I view most recording engineers as a person just doing a job with very little(if any) passion(think of Homer Simpson sleeping on the job) regarding sound quality.
That couldn't be further from the truth. Read any recording engineer's trade mag... recording engineers are obsessed with sound quality, and getting raw emotion to turn into electricity on magnetic storage. Check out 'Sound on Sound' or 'Tape Op' to hear the language of the recording studio. You'll find there's almost zero overlap in terminology or focus. An engineer who claimed a digital cable "improved pace" would be laughed out of the control room before never being called for work again. Even the top manufacturers of recording equipment are quite resolute in saying that all digital interconnects are the same as long as they complete the circuit. Can you imagine an audiophile company saying the same?
The difference is, we put the obsession into tangible improvements. Yes, I absolutely could get a 1% increase in fidelity if I changed out the resistors in all of my equipment for Vishay Dale, and if avoided the DB25 interconnects and kept short signal paths. I could absolutely do it. But why spend my time on that if I can get a 50% increase in performance quality by getting the singer riled up and reminding him why he wrote the song, or picking up a coffee for the drummer who's feeling left out again? That kind of thing pays dividends.

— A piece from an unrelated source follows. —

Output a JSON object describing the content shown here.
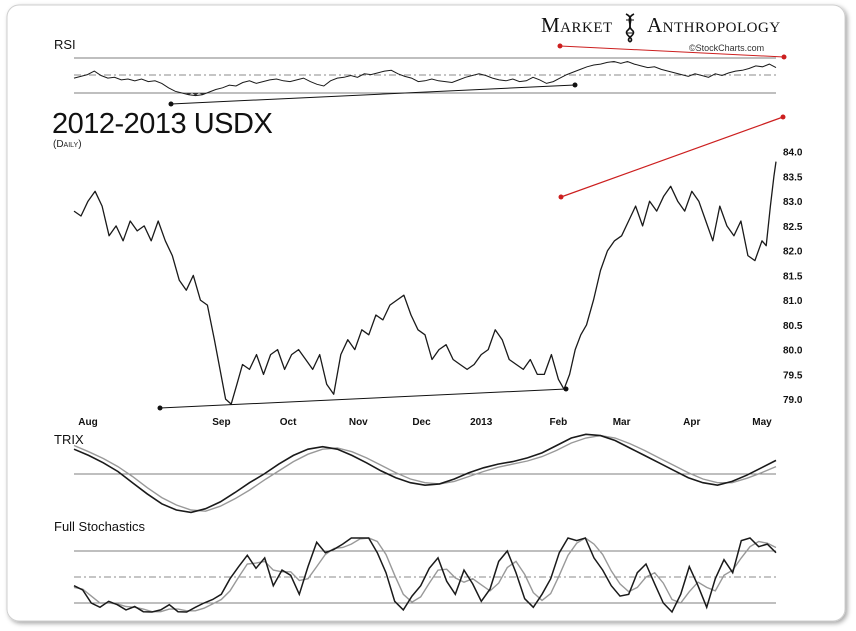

The obsessive-compulsive stuff pays off very little in the end and, in my opinion, doesn't make an album more listenable. What makes an album transcendent is emotion, power, fragility... For very little money and effort, we can get to 99% perfect fidelity. It's the final 1% that costs millions and adds very little.
I never listened to Abbey Road and thought, "Man, if only they'd recorded this through 24-bit 192Khz A/D converters along unidirectional silver mic cables. Then they'd be on to something." No, all that distortion, 50hz hum, tape hiss, and background noise adds up to something beautiful.